Depuis 1972, chaque étudiant doit nécessairement choisir l’une des deux mutuelles compétentes dans sa région pour gérer son régime obligatoire de base; il peut en outre contracter auprès d’elle une couverture complémentaire santé mais il peut également le faire auprès de tout autre organisme complémentaire. D’ailleurs, plus de la moitié des étudiants continuent d’être adhérents au titre de la complémentaire de leurs parents.
Les mutuelles étudiantes, comme celles de fonctionnaires, perçoivent du régime général des « remises de gestion » destinées à compenser les coûts de fonctionnement de la délégation de gestion: fixées à 52 euros par étudiant, elles sont sensiblement plus élevées que celles perçues par les mutuelles de fonctionnaires.
Le système se caractérise donc à la fois par une concurrence entre les centres de gestion et une « double casquette » régime obligatoire de base et régime complémentaire. En ce sens, le terme de mutuelle peut prêter à confusion et devrait être modifié en conséquence. Alors que la création d’un régime dédié était censée rendre l’étudiant autonome, son incroyable complexité rend, en réalité, impossible l’apprentissage espéré du système de sécurité sociale. Qui plus est, l’étudiant ne retrouvera pas les mêmes caractéristiques dans sa vie professionnelle.
• Le système fonctionne-t-il bien?

De multiples alertes ou éléments laissent penser que la gestion de la sécurité sociale étudiante ne répond pas toujours de manière satisfaisante à sa mission de service public. Les messages reçus sur le site internet du Sénat et les étudiants rencontrés mettent en avant, plus particulièrement pour la LMDE, de longs délais de remboursement et une très grande difficulté à joindre un correspondant. Trop souvent, le service rendu n’atteint donc pas un niveau de qualité suffisant. Les causes de ces dysfonctionnements sont multiples.

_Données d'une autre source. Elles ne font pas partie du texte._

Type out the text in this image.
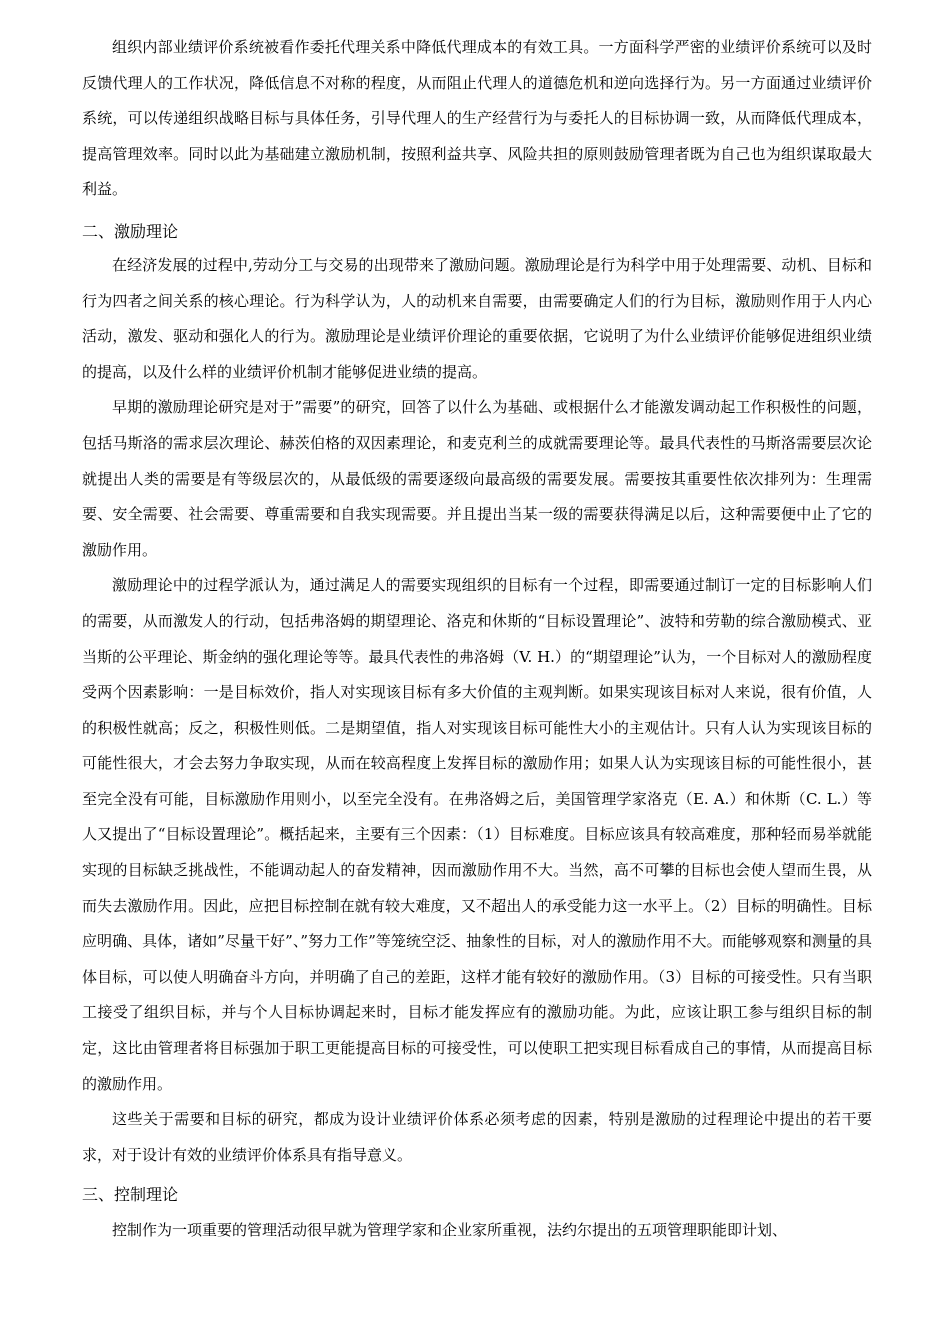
组织内部业绩评价系统被看作委托代理关系中降低代理成本的有效工具。一方面科学严密的业绩评价系统可以及时反馈代理人的工作状况，降低信息不对称的程度，从而阻止代理人的道德危机和逆向选择行为。另一方面通过业绩评价系统，可以传递组织战略目标与具体任务，引导代理人的生产经营行为与委托人的目标协调一致，从而降低代理成本，提高管理效率。同时以此为基础建立激励机制，按照利益共享、风险共担的原则鼓励管理者既为自己也为组织谋取最大利益。

二、激励理论

在经济发展的过程中,劳动分工与交易的出现带来了激励问题。激励理论是行为科学中用于处理需要、动机、目标和行为四者之间关系的核心理论。行为科学认为，人的动机来自需要，由需要确定人们的行为目标，激励则作用于人内心活动，激发、驱动和强化人的行为。激励理论是业绩评价理论的重要依据，它说明了为什么业绩评价能够促进组织业绩的提高，以及什么样的业绩评价机制才能够促进业绩的提高。

早期的激励理论研究是对于”需要”的研究，回答了以什么为基础、或根据什么才能激发调动起工作积极性的问题，包括马斯洛的需求层次理论、赫茨伯格的双因素理论，和麦克利兰的成就需要理论等。最具代表性的马斯洛需要层次论就提出人类的需要是有等级层次的，从最低级的需要逐级向最高级的需要发展。需要按其重要性依次排列为：生理需要、安全需要、社会需要、尊重需要和自我实现需要。并且提出当某一级的需要获得满足以后，这种需要便中止了它的激励作用。

激励理论中的过程学派认为，通过满足人的需要实现组织的目标有一个过程，即需要通过制订一定的目标影响人们的需要，从而激发人的行动，包括弗洛姆的期望理论、洛克和休斯的“目标设置理论”、波特和劳勒的综合激励模式、亚当斯的公平理论、斯金纳的强化理论等等。最具代表性的弗洛姆（V. H.）的“期望理论”认为，一个目标对人的激励程度受两个因素影响：一是目标效价，指人对实现该目标有多大价值的主观判断。如果实现该目标对人来说，很有价值，人的积极性就高；反之，积极性则低。二是期望值，指人对实现该目标可能性大小的主观估计。只有人认为实现该目标的可能性很大，才会去努力争取实现，从而在较高程度上发挥目标的激励作用；如果人认为实现该目标的可能性很小，甚至完全没有可能，目标激励作用则小，以至完全没有。在弗洛姆之后，美国管理学家洛克（E. A.）和休斯（C. L.）等人又提出了“目标设置理论”。概括起来，主要有三个因素：（1）目标难度。目标应该具有较高难度，那种轻而易举就能实现的目标缺乏挑战性，不能调动起人的奋发精神，因而激励作用不大。当然，高不可攀的目标也会使人望而生畏，从而失去激励作用。因此，应把目标控制在就有较大难度，又不超出人的承受能力这一水平上。（2）目标的明确性。目标应明确、具体，诸如”尽量干好”、”努力工作”等笼统空泛、抽象性的目标，对人的激励作用不大。而能够观察和测量的具体目标，可以使人明确奋斗方向，并明确了自己的差距，这样才能有较好的激励作用。（3）目标的可接受性。只有当职工接受了组织目标，并与个人目标协调起来时，目标才能发挥应有的激励功能。为此，应该让职工参与组织目标的制定，这比由管理者将目标强加于职工更能提高目标的可接受性，可以使职工把实现目标看成自己的事情，从而提高目标的激励作用。

这些关于需要和目标的研究，都成为设计业绩评价体系必须考虑的因素，特别是激励的过程理论中提出的若干要求，对于设计有效的业绩评价体系具有指导意义。

三、控制理论

控制作为一项重要的管理活动很早就为管理学家和企业家所重视，法约尔提出的五项管理职能即计划、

Le processus d’affiliation par les établissements d’enseignement supérieur ne constitue pas, pour eux, un sujet d’intérêt. Il ne s’est pas adapté au fil des années et demeure hétérogène selon les établissements: certains transmettent encore les informations aux mutuelles par bordereau papier et il n’existe pas de format électronique uniforme. En outre, le calendrier est trop rigide, l’affiliation, ainsi que les modalités pour la déclencher, ne débutent que le 1er octobre alors que cette date ne correspond plus à la rentrée universitaire depuis longtemps.
Ensuite, le régime étudiant est, par définition, un régime de transition, ce qui engendre automatiquement des lourdeurs administratives. Les échanges d’informations entre les caisses de sécurité sociale, nécessaires pour aboutir à la « mutation inter-régimes », fonctionnent mal. Ces difficultés structurelles entraînent des délais parfois longs, pour obtenir une carte vitale validée...
Propositions:
Le groupe de travail a souhaité privilégier une approche pragmatique pour répondre à l’urgence et résoudre les problèmes rencontrés par les étudiants et leurs familles. Pour cela, la solution véritable est de simplifier drastiquement les procédures et d’utiliser de manière volontariste l’outil informatique.

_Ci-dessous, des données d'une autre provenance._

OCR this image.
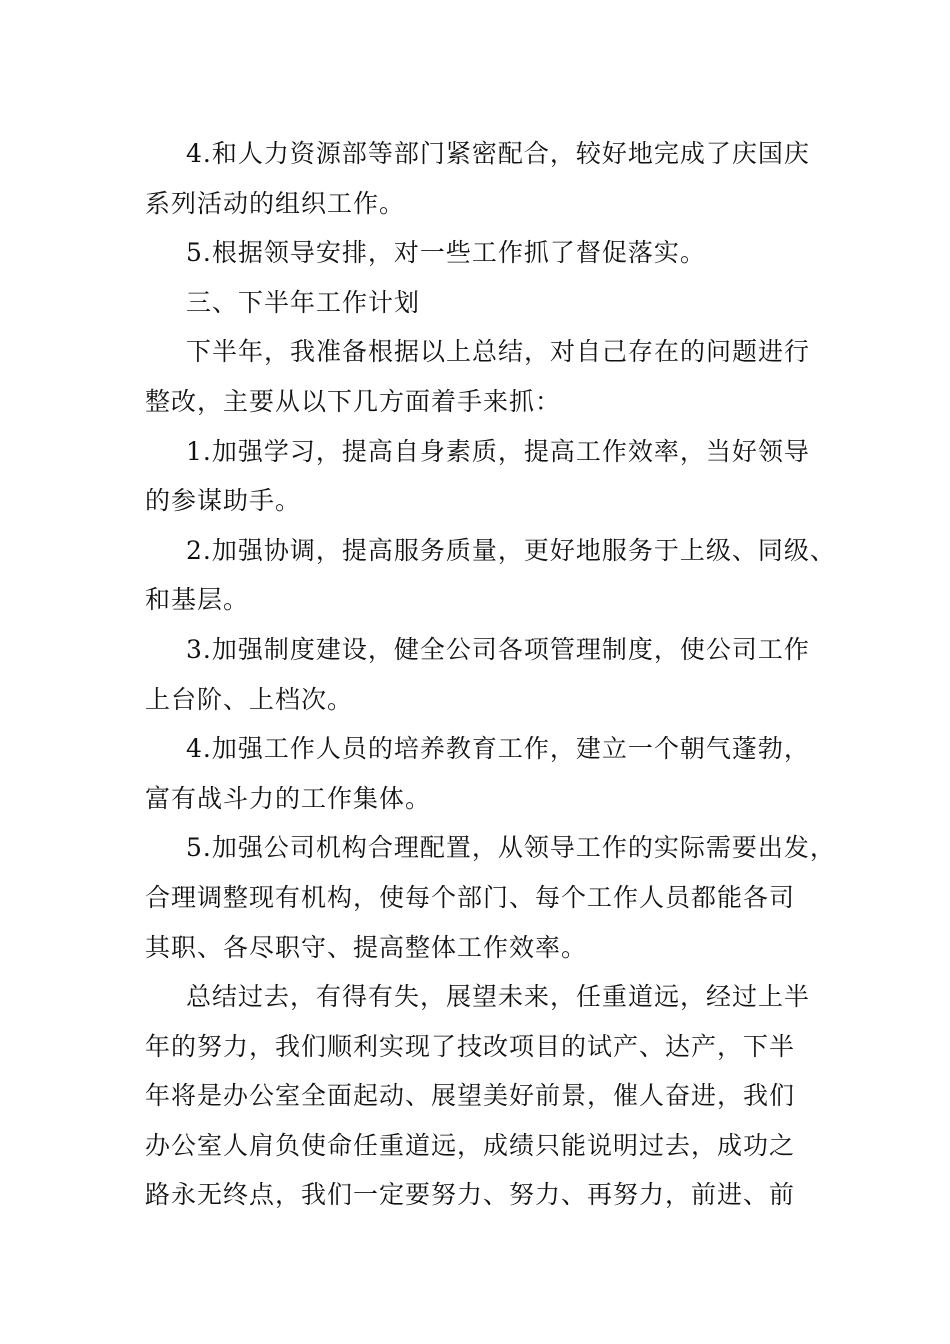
4.和人力资源部等部门紧密配合，较好地完成了庆国庆
系列活动的组织工作。
5.根据领导安排，对一些工作抓了督促落实。
三、下半年工作计划
下半年，我准备根据以上总结，对自己存在的问题进行
整改，主要从以下几方面着手来抓：
1.加强学习，提高自身素质，提高工作效率，当好领导
的参谋助手。
2.加强协调，提高服务质量，更好地服务于上级、同级、
和基层。
3.加强制度建设，健全公司各项管理制度，使公司工作
上台阶、上档次。
4.加强工作人员的培养教育工作，建立一个朝气蓬勃，
富有战斗力的工作集体。
5.加强公司机构合理配置，从领导工作的实际需要出发，
合理调整现有机构，使每个部门、每个工作人员都能各司
其职、各尽职守、提高整体工作效率。
总结过去，有得有失，展望未来，任重道远，经过上半
年的努力，我们顺利实现了技改项目的试产、达产，下半
年将是办公室全面起动、展望美好前景，催人奋进，我们
办公室人肩负使命任重道远，成绩只能说明过去，成功之
路永无终点，我们一定要努力、努力、再努力，前进、前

1) Uniformiser les conditions d’affiliation quel que soit le régime des parents.
2) Unifier le recueil des informations par les établissements d’enseignement supérieur et leur transmission aux mutuelles étudiantes, qui doit obligatoirement s’effectuer sous format électronique standardisé et dès réception des informations par les établissements.
3) Lancer les opérations de mutation interrégimes dès réception des informations, sans attendre le 1er octobre. Rendre là aussi obligatoire l’échange d’informations sous un format électronique standardisé.
4) Eviter les réinscriptions annuelles inutiles. Limiter les allers et retours entre régimes en cas d’alternance.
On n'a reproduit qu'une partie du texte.